Two Delaware Funds Lose Comanagers
Liu-Er Chen and Steven Catricks have left the team at Delaware Growth Opportunities DFCIX and Delaware Trend DELTX. Lead manager Marshall Bassett will take a more active role in the tech sector due to Catricks' departure, but it remains unclear whether this will improve the fund's fortunes. Chen had amassed a solid track record during his previous job running Evergreen Health Care EHABX and Delaware hoped he would help turn around stock-picking at these funds. His departure is a setback. Given the turnover at these funds, we'd steer clear.

The Taxman Cometh
It's shaping up to be another big year for mutual fund capital gains distributions. Stock returns in 2007 are decidedly positive thus far. Through Sept. 28, international stocks gained an average of 17.3% year to date while domestic stocks gained 9.6%. This rally follows several years of strong stock market performance, driving significant embedded capital gains in equity funds. Managers are now having a difficult time keeping those gains from the taxman. Indeed, fund companies such as Pioneer and Masters' Select recently announced 2007 distribution estimates. As this early-2007 article mentions (along with a nice refresher on capital gains distributions), fund managers are having a tougher time avoiding distributions because they're running out of offsetting capital losses from the last bear market, which ended nearly five years ago.

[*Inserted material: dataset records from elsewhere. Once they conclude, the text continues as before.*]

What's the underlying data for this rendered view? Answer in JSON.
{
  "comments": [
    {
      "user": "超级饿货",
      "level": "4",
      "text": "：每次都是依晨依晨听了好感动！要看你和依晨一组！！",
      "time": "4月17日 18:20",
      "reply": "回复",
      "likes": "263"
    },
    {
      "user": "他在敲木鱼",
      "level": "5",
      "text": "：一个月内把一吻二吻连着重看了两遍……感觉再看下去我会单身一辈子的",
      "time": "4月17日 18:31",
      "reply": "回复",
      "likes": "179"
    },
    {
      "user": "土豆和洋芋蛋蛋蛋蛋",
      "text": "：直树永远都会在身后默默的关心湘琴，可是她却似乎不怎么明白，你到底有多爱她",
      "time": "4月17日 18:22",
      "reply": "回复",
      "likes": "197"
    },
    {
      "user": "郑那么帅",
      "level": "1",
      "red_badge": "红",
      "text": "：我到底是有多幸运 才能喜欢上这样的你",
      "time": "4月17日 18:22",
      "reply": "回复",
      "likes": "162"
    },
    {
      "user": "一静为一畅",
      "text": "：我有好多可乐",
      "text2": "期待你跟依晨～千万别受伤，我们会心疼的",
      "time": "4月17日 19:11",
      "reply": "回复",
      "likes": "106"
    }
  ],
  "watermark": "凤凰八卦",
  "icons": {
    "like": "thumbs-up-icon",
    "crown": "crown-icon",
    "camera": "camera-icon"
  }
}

PowerShares, State Street Launch Slew of Cheap ETFs
PowerShares and State Street Global Advisors continue to expand their massive ETF lineups. Their latest ETFs come in the fixed-income arena, where demand for ETFs is still in its infancy. On Oct. 11, PowerShares launched five new funds, including 1-30 Year Laddered Treasury PLW, Insured NY Muni PCT, Insured CA Muni PWZ, Insured National Muni PZA, and Emerging Market Sovereign Debt PCY. Expense ratios on these ETFs range from 0.25% to 0.50%.

State Street launched on Oct. 16 its own competing muni ETFs. They include SPDR Lehman NY Muni INY, SPDR Lehman CA Muni CXA, and SPDR Lehman Short-term Muni SHM. All three funds charge only 0.20%.

Aston Plans Absolute-Return, Fund of ETF Fund
In a twist on fund of funds, Aston Funds has announced plan for a similar asset-allocation fund with ETFs as the underlying securities. Its name: Aston/New Century Absolute Return ETF Fund. Aston will use quantitative algorithms to determine the underlying composition of ETFs in the fund, which it will continuously adjust to achieve the fund's absolute-return strategy. At any given time, the fund must keep at least 80% of assets in ETFs. Aston estimates a steep expense ratio of 1.67% for the offering, provided it can hold the average fee on underlying ETFs to about 0.17%.